Se llama Celia, como se llamaba mi abuela, y es de Paraguay. Los días que viene a casa me encierro en el baño y leo, con la excusa de no molestar. Estos días paradójicamente ‘Manual para mujeres de la limpieza’ de Lucia Berlin. Celia cree que tengo algún problema proctológico y cuando salgo del baño se solidariza, como si mirarme le diera acidez. A veces la acompañan otras mujeres, también paraguayas. Hablan en guaraní. Desde la taza del váter me gusta imaginar que preparan dardos envenenados como croquetas.

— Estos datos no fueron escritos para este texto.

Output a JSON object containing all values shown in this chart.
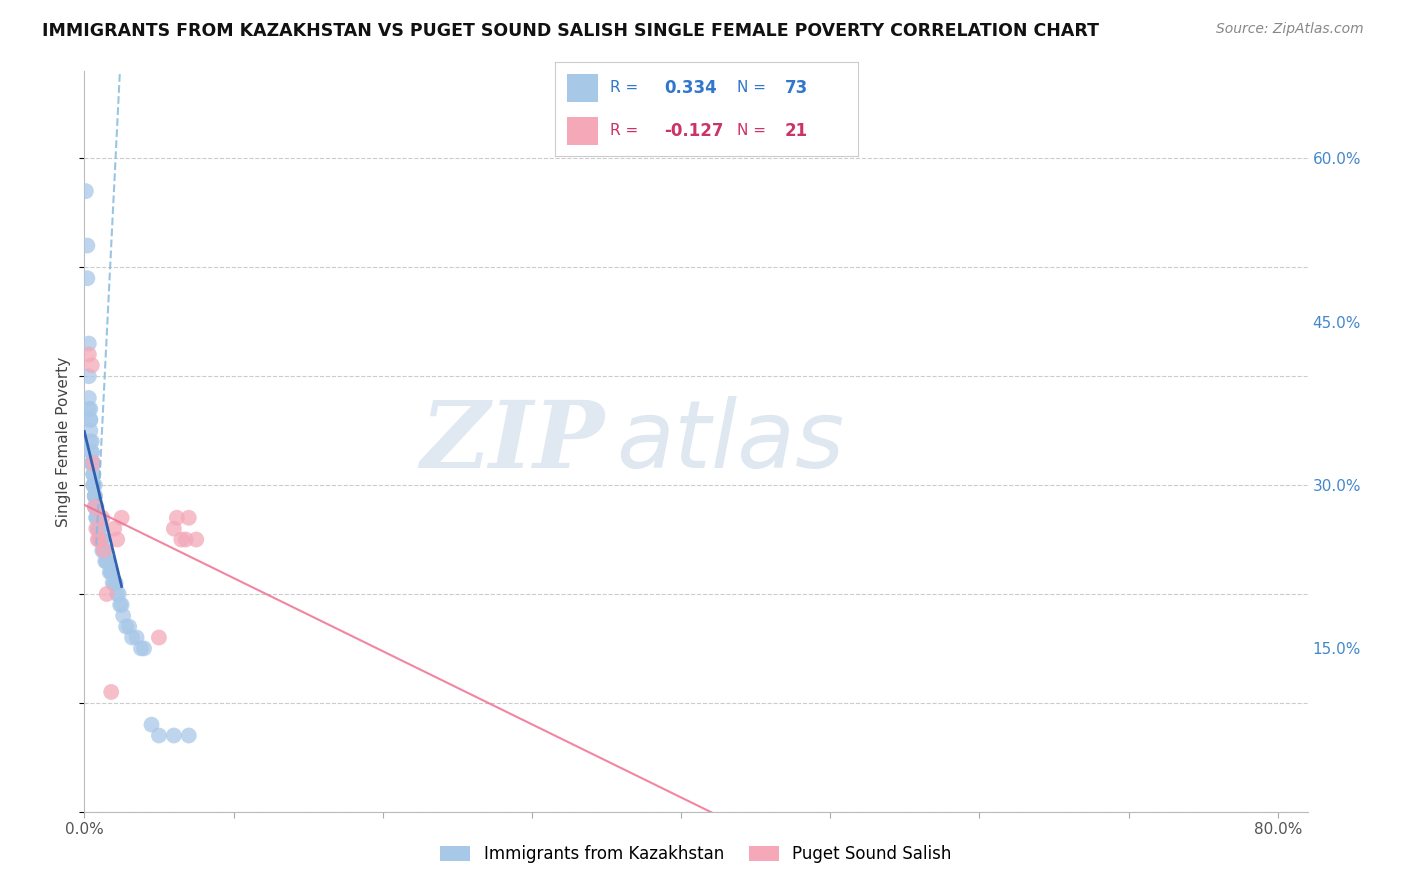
{
  "title": "IMMIGRANTS FROM KAZAKHSTAN VS PUGET SOUND SALISH SINGLE FEMALE POVERTY CORRELATION CHART",
  "source": "Source: ZipAtlas.com",
  "ylabel": "Single Female Poverty",
  "xlim": [
    0.0,
    0.82
  ],
  "ylim": [
    0.0,
    0.68
  ],
  "xtick_positions": [
    0.0,
    0.1,
    0.2,
    0.3,
    0.4,
    0.5,
    0.6,
    0.7,
    0.8
  ],
  "xticklabels": [
    "0.0%",
    "",
    "",
    "",
    "",
    "",
    "",
    "",
    "80.0%"
  ],
  "ytick_right_vals": [
    0.15,
    0.3,
    0.45,
    0.6
  ],
  "ytick_right_labels": [
    "15.0%",
    "30.0%",
    "45.0%",
    "60.0%"
  ],
  "grid_color": "#cccccc",
  "background_color": "#ffffff",
  "blue_scatter_color": "#a8c8e8",
  "pink_scatter_color": "#f4a8b8",
  "blue_line_color": "#2255aa",
  "blue_dash_color": "#88bbdd",
  "pink_line_color": "#f07090",
  "legend_label_blue": "Immigrants from Kazakhstan",
  "legend_label_pink": "Puget Sound Salish",
  "watermark_zip": "ZIP",
  "watermark_atlas": "atlas",
  "blue_points_x": [
    0.001,
    0.002,
    0.002,
    0.003,
    0.003,
    0.003,
    0.003,
    0.004,
    0.004,
    0.004,
    0.004,
    0.004,
    0.005,
    0.005,
    0.005,
    0.005,
    0.005,
    0.006,
    0.006,
    0.006,
    0.006,
    0.006,
    0.007,
    0.007,
    0.007,
    0.007,
    0.007,
    0.008,
    0.008,
    0.008,
    0.008,
    0.009,
    0.009,
    0.009,
    0.01,
    0.01,
    0.01,
    0.01,
    0.011,
    0.011,
    0.011,
    0.012,
    0.012,
    0.012,
    0.013,
    0.013,
    0.014,
    0.014,
    0.015,
    0.015,
    0.016,
    0.017,
    0.018,
    0.018,
    0.019,
    0.02,
    0.021,
    0.022,
    0.023,
    0.024,
    0.025,
    0.026,
    0.028,
    0.03,
    0.032,
    0.035,
    0.038,
    0.04,
    0.045,
    0.05,
    0.06,
    0.07
  ],
  "blue_points_y": [
    0.57,
    0.52,
    0.49,
    0.43,
    0.4,
    0.38,
    0.37,
    0.37,
    0.36,
    0.36,
    0.35,
    0.34,
    0.34,
    0.33,
    0.33,
    0.32,
    0.32,
    0.32,
    0.31,
    0.31,
    0.3,
    0.3,
    0.3,
    0.29,
    0.29,
    0.29,
    0.28,
    0.28,
    0.28,
    0.27,
    0.27,
    0.27,
    0.27,
    0.26,
    0.26,
    0.26,
    0.26,
    0.25,
    0.25,
    0.25,
    0.25,
    0.25,
    0.25,
    0.24,
    0.24,
    0.24,
    0.24,
    0.23,
    0.23,
    0.23,
    0.23,
    0.22,
    0.22,
    0.22,
    0.21,
    0.21,
    0.21,
    0.2,
    0.2,
    0.19,
    0.19,
    0.18,
    0.17,
    0.17,
    0.16,
    0.16,
    0.15,
    0.15,
    0.08,
    0.07,
    0.07,
    0.07
  ],
  "pink_points_x": [
    0.003,
    0.005,
    0.006,
    0.007,
    0.008,
    0.009,
    0.01,
    0.012,
    0.013,
    0.015,
    0.018,
    0.02,
    0.022,
    0.025,
    0.05,
    0.06,
    0.062,
    0.065,
    0.068,
    0.07,
    0.075
  ],
  "pink_points_y": [
    0.42,
    0.41,
    0.32,
    0.28,
    0.26,
    0.25,
    0.25,
    0.27,
    0.24,
    0.2,
    0.11,
    0.26,
    0.25,
    0.27,
    0.16,
    0.26,
    0.27,
    0.25,
    0.25,
    0.27,
    0.25
  ]
}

Celia es menuda, de piel oscura y brazos largos que le cuelgan casi hasta las rodillas. Tiene una edad indefinida entre los cuarenta y cinco y los sesenta y cinco. Llegó a nuestras vidas cuando Lur se quedó embarazada y el médico no la dejaba moverse. Antes venía otra, Winnie, que se volvió a Ciudad del Este a montar un negocio de telas. Y antes que Winnie, venía Liz. Su pareja trabajaba de cocinero en un beach club y le pegaba. Tenían dos hijos y cuando se quedó embarazada del tercero huyó a Paraguay. Cuando él se enteró decidió someterse a una operación de reducción de estómago.